3.2 KiB
title |
---|
GPU Compute |
:::info Pro Plan Offering The ClearML GPU Compute App is available under the ClearML Pro plan :::
Set up to run your workloads on 100% green cloud machines at optimized costs – no setup required! The ClearML GPU Compute Application automatically spins cloud machines up or down based on demand. The app optimizes machine usage according to a user defined resource budget: define your budget by specifying the GPU type and number of GPUs you want to use.

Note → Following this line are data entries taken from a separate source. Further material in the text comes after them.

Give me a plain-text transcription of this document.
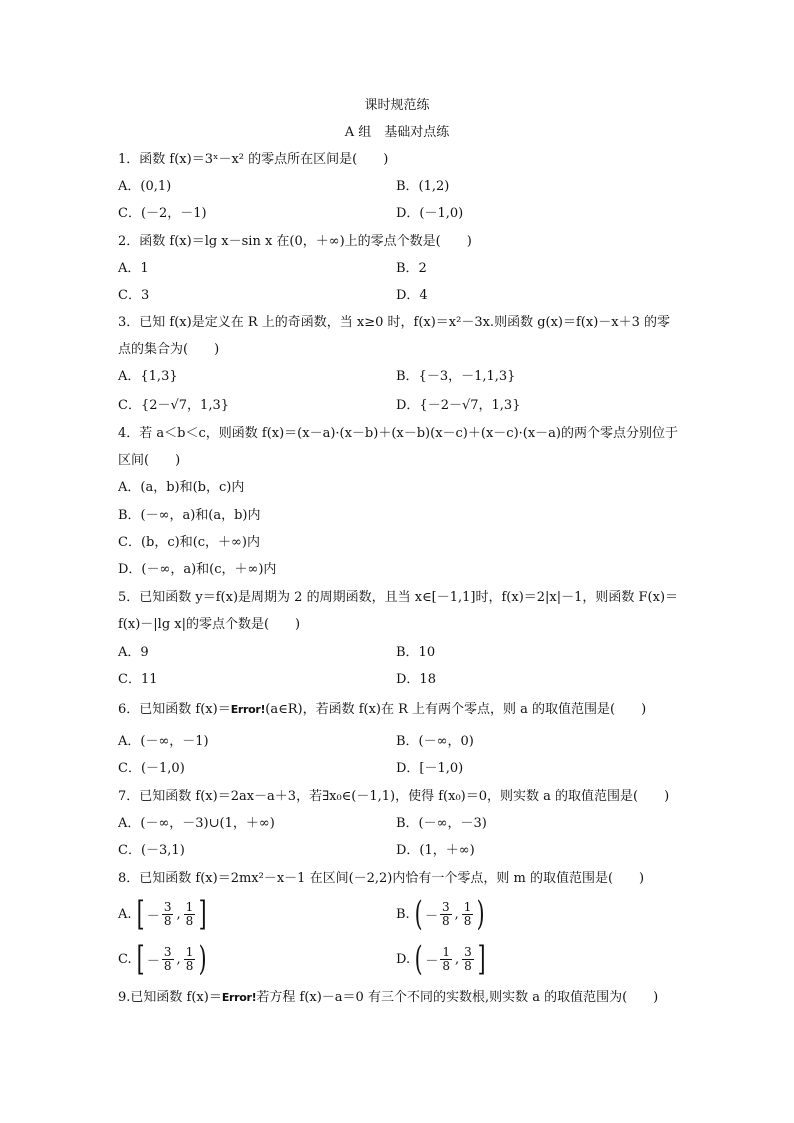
课时规范练
A 组　基础对点练
1．函数 f(x)＝3ˣ－x² 的零点所在区间是(　　)
A．(0,1)	B．(1,2)
C．(－2，－1)	D．(－1,0)
2．函数 f(x)＝lg x－sin x 在(0，＋∞)上的零点个数是(　　)
A．1	B．2
C．3	D．4
3．已知 f(x)是定义在 R 上的奇函数，当 x≥0 时，f(x)＝x²－3x.则函数 g(x)＝f(x)－x＋3 的零
点的集合为(　　)
A．{1,3}	B．{－3，－1,1,3}
C．{2－√7，1,3}	D．{－2－√7，1,3}
4．若 a＜b＜c，则函数 f(x)＝(x－a)·(x－b)＋(x－b)(x－c)＋(x－c)·(x－a)的两个零点分别位于
区间(　　)
A．(a，b)和(b，c)内
B．(－∞，a)和(a，b)内
C．(b，c)和(c，＋∞)内
D．(－∞，a)和(c，＋∞)内
5．已知函数 y＝f(x)是周期为 2 的周期函数，且当 x∈[－1,1]时，f(x)＝2|x|－1，则函数 F(x)＝
f(x)－|lg x|的零点个数是(　　)
A．9	B．10
C．11	D．18
6．已知函数 f(x)＝Error!(a∈R)，若函数 f(x)在 R 上有两个零点，则 a 的取值范围是(　　)
A．(－∞，－1)	B．(－∞，0)
C．(－1,0)	D．[－1,0)
7．已知函数 f(x)＝2ax－a＋3，若∃x₀∈(－1,1)，使得 f(x₀)＝0，则实数 a 的取值范围是(　　)
A．(－∞，－3)∪(1，＋∞)	B．(－∞，－3)
C．(－3,1)	D．(1，＋∞)
8．已知函数 f(x)＝2mx²－x－1 在区间(－2,2)内恰有一个零点，则 m 的取值范围是(　　)
A. [ － $\frac{3}{8}$ , $\frac{1}{8}$ ]	B. ( － $\frac{3}{8}$ , $\frac{1}{8}$ )
C. [ － $\frac{3}{8}$ , $\frac{1}{8}$ )	D. ( － $\frac{1}{8}$ , $\frac{3}{8}$ ]
9.已知函数 f(x)＝Error!若方程 f(x)－a＝0 有三个不同的实数根,则实数 a 的取值范围为(　　)
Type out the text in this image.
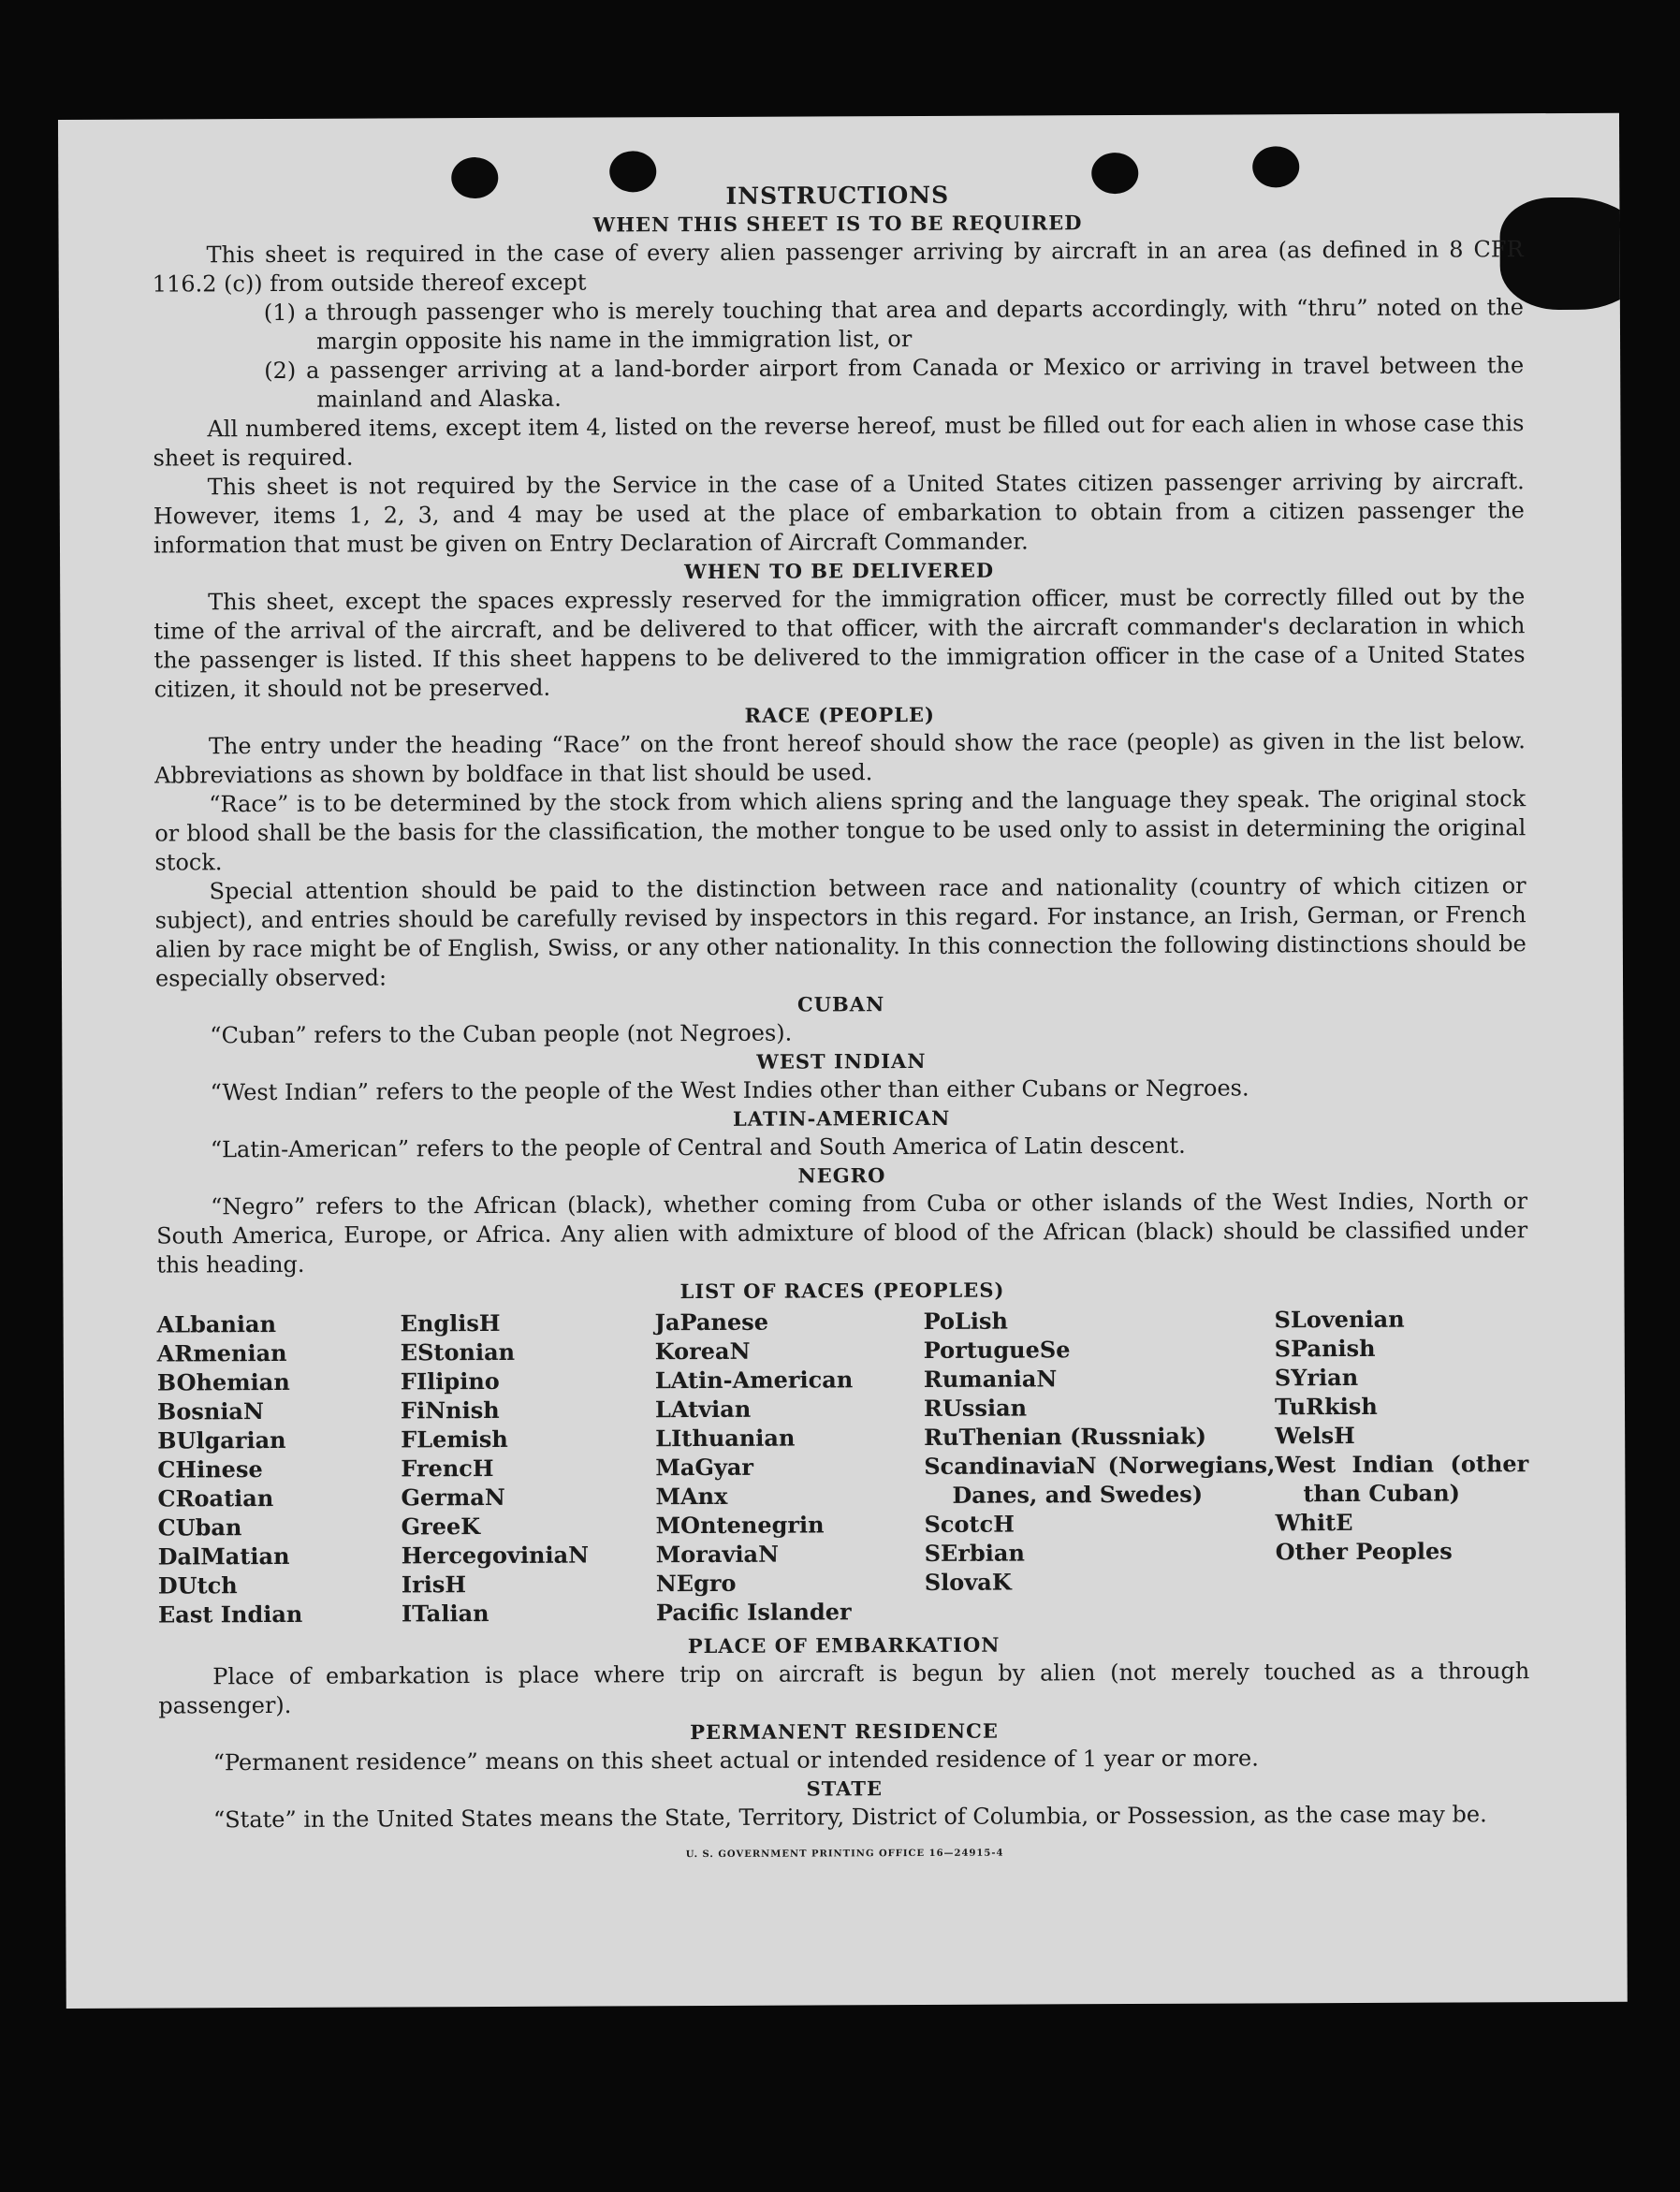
INSTRUCTIONS
WHEN THIS SHEET IS TO BE REQUIRED

This sheet is required in the case of every alien passenger arriving by aircraft in an area (as defined in 8 CFR 116.2 (c)) from outside thereof except

(1) a through passenger who is merely touching that area and departs accordingly, with “thru” noted on the margin opposite his name in the immigration list, or

(2) a passenger arriving at a land-border airport from Canada or Mexico or arriving in travel between the mainland and Alaska.

All numbered items, except item 4, listed on the reverse hereof, must be filled out for each alien in whose case this sheet is required.

This sheet is not required by the Service in the case of a United States citizen passenger arriving by aircraft. However, items 1, 2, 3, and 4 may be used at the place of embarkation to obtain from a citizen passenger the information that must be given on Entry Declaration of Aircraft Commander.

WHEN TO BE DELIVERED

This sheet, except the spaces expressly reserved for the immigration officer, must be correctly filled out by the time of the arrival of the aircraft, and be delivered to that officer, with the aircraft commander's declaration in which the passenger is listed. If this sheet happens to be delivered to the immigration officer in the case of a United States citizen, it should not be preserved.

RACE (PEOPLE)

The entry under the heading “Race” on the front hereof should show the race (people) as given in the list below. Abbreviations as shown by boldface in that list should be used.

“Race” is to be determined by the stock from which aliens spring and the language they speak. The original stock or blood shall be the basis for the classification, the mother tongue to be used only to assist in determining the original stock.

Special attention should be paid to the distinction between race and nationality (country of which citizen or subject), and entries should be carefully revised by inspectors in this regard. For instance, an Irish, German, or French alien by race might be of English, Swiss, or any other nationality. In this connection the following distinctions should be especially observed:

CUBAN

“Cuban” refers to the Cuban people (not Negroes).

WEST INDIAN

“West Indian” refers to the people of the West Indies other than either Cubans or Negroes.

LATIN-AMERICAN

“Latin-American” refers to the people of Central and South America of Latin descent.

NEGRO

“Negro” refers to the African (black), whether coming from Cuba or other islands of the West Indies, North or South America, Europe, or Africa. Any alien with admixture of blood of the African (black) should be classified under this heading.

LIST OF RACES (PEOPLES)
ALbanian
ARmenian
BOhemian
BosniaN
BUlgarian
CHinese
CRoatian
CUban
DalMatian
DUtch
East Indian
EnglisH
EStonian
FIlipino
FiNnish
FLemish
FrencH
GermaN
GreeK
HercegoviniaN
IrisH
ITalian
JaPanese
KoreaN
LAtin-American
LAtvian
LIthuanian
MaGyar
MAnx
MOntenegrin
MoraviaN
NEgro
Pacific Islander
PoLish
PortugueSe
RumaniaN
RUssian
RuThenian (Russniak)
ScandinaviaN (Norwegians, Danes, and Swedes)
ScotcH
SErbian
SlovaK
SLovenian
SPanish
SYrian
TuRkish
WelsH
West Indian (other than Cuban)
WhitE
Other Peoples
PLACE OF EMBARKATION

Place of embarkation is place where trip on aircraft is begun by alien (not merely touched as a through passenger).

PERMANENT RESIDENCE

“Permanent residence” means on this sheet actual or intended residence of 1 year or more.

STATE

“State” in the United States means the State, Territory, District of Columbia, or Possession, as the case may be.

U. S. GOVERNMENT PRINTING OFFICE 16—24915-4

Each application instance monitors a ClearML queue: new cloud machines are spun up if there are pending jobs on the queue. The app instance automatically terminates idle machines based on a specified maximum idle time.
GPU Compute Instance Configuration
- Import Configuration - Import an app instance configuration file. This will fill the configuration wizard with the values from the file, which can be modified before launching the app instance
- Machine Specification
- GPU Type - NVIDIA GPU on the machine
- Number of GPUs - Number of GPUs in the cloud machine
- The rest of the machine’s available resources are dependent on the number and type of GPUs specified above:
- vCPUs - Number of vCPUs in the cloud machine
- Memory - RAM available to the cloud machine
- Hourly Price - Machine's hourly rate
- Disk - Amount of Disk space available to the cloud machine
- Monitored Queue - Queue associated with application instance. The tasks enqueued to this queue will be executed on machines of this specification
- Cloud Machine Limit - Maximum number of concurrent machines to launch
- Idle Time Limit (Optional) - Maximum time in minutes that a cloud machine can be idle before it is spun down
- Default Docker Image (Optional) - Default Docker image in which the ClearML Agent will run. Provide a Docker stored in a Docker artifactory so instances can automatically fetch it
- Git Configuration - Git credentials with which the ClearML Agents running on your cloud instances will access your repositories to retrieve the code for their jobs
- Git User
- Git Password / Personal Access Token
- Cloud Storage Access (Optional) - Access credentials to cloud storage service. Provides ClearML Tasks running on cloud machines access to your storage
Dashboard
Once a GPU Compute instance is launched, the dashboard displays a summary of your cloud usage and costs.
The GPU Compute dashboard shows:
- Service status indicator
- - Cloud service is available
- - Cloud service is currently unavailable
- Cloud instance details
- GPU type
- Number of GPUs
- Number of vCPUs
- RAM
- Storage
- Cost details
- Instance rate
- Total cost for current billing cycle
- Number of current running cloud instances
- Instance History - Number of running cloud instances over time
- Console - The log shows updates of cloud instances being spun up/down.